Entre as fontes que consultei, uma delas merece menção especial. Trata-se dos arquivos da secretaria particular do Duce (Segreteria particolare del Duce) e mais especificamente da “correspondência sigilosa” (carteggio riservatto). Estes, reunidos ao longo de vinte anos por diferentes pessoas que estiveram à frente da secretaria particular de Mussolini (Alessandro Chiavolini, Osvaldo Sebastiani e Nicolo De Cesare) – e que, de certa forma, constituem o arquivo “secreto” de Mussolini – ocupam uma centena de caixas que examinei muito bem. Nelas há grossas pastas sobre praticamente todos os personagens importantes do regime, cada uma contendo a correspondência entre o interessado e o Duce, notas redigidas por este último ou por seu secretário particular, relatórios oriundos dos diversos serviços de polícia ou dos prefeitos, cartas endereçadas a Mussolini por outros dirigentes fascistas em guerra aberta com o titular do registro, recortes da imprensa, denúncias visando esta ou aquela autoridade, ou, ao contrário, testemunhos a favor etc. Dediquei muitos dias em Roma a examinar exaustivamente essas fontes, com o objetivo principal – além do que se poderia visar a propósito de certos episódios da vida do Duce (cartas se candidatando ao cargo de mestre-escola, seus “documentos militares,” os registros de sua baixa no hospital ao ser ferido em 1917 etc.) – de descobrir como funcionava no dia a dia o “sistema Mussolini” e como o ditador usava os homens que o cercavam e lidava com suas rivalidades.

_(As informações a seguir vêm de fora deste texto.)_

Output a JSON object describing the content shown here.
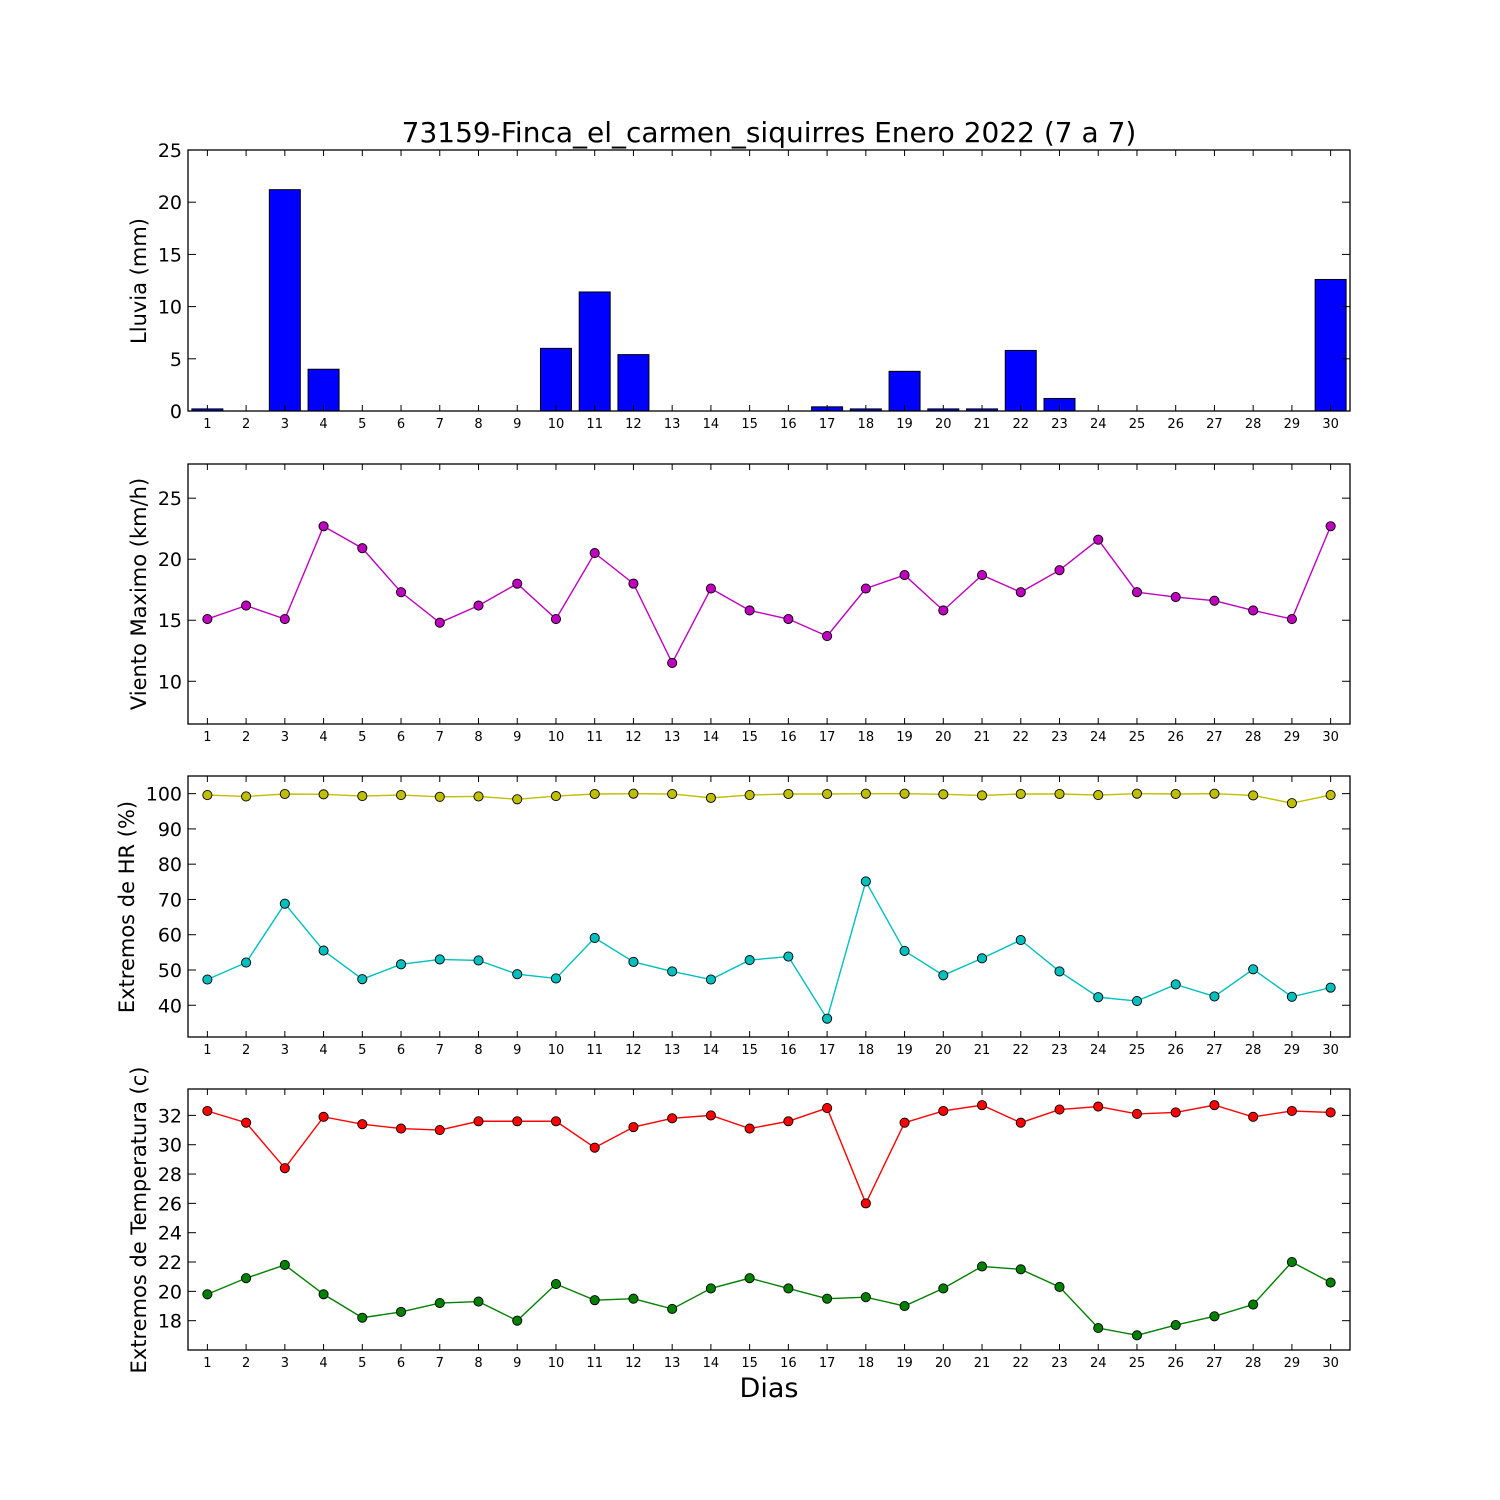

Já se passou mais de meio século do desaparecimento trágico do último ditador romano. “César de carnaval” para uns, estadista genial para seus admiradores de ontem (entre eles Churchill, Roosevelt e Gandhi) ou de hoje, o ex-diretor do Avanti! suscitou, com o passar do tempo, todas as nuances possíveis de idolatria e ódio. No momento em que se encerra o século que viu nascer e morrer todas as formas imagináveis de ditaduras, fossem de “direita” ou de “esquerda,” autoritárias ou totalitárias, terroristas e sanguinárias ou moderadamente repressivas, pode-se indagar o lugar na hierarquia dos tiranos contemporâneos que ocupa aquele homem que “inventou” o fascismo. Para tanto, dispomos, ao contrário dos que tiveram que analisar há trinta anos a importância histórica do personagem, de suficiente perspectiva proporcionada pelo tempo, se não para banalizar os crimes dos quais se revela culpado ou cúmplice – afinal, até que ponto foi um aliado de Hitler? – ao menos para examinar na devida proporção alguns desses crimes, à vista do que sabemos sobre os cometidos por Stalin, Franco, Pinochet ou Pol Pot, e até mesmo sobre os desvios de nossas democracias quando se permitiram “excessos” nas guerras coloniais e nas práticas purificadoras da eugenia.
Não tenho dúvida de que meu argumento leva alguns a identificar um “revisionismo” latente. Como se a tentativa histórica aplicada ao período contemporâneo pudesse ser entendida de outra forma que não uma série de “verdades” estabelecidas e depois “revistas” à luz de novas fontes, de novas indagações, de novas revelações referentes ao século em que vivemos. Não se trata de reabilitar o “assassino de Matteotti” e o companheiro de viagem do nazismo, mas de focalizar um destino que marcou incontestavelmente este século na Europa e que sintetiza as esperanças enganadoras – aquelas da revolução social e da nação triunfante – as contradições e os erros criminosos.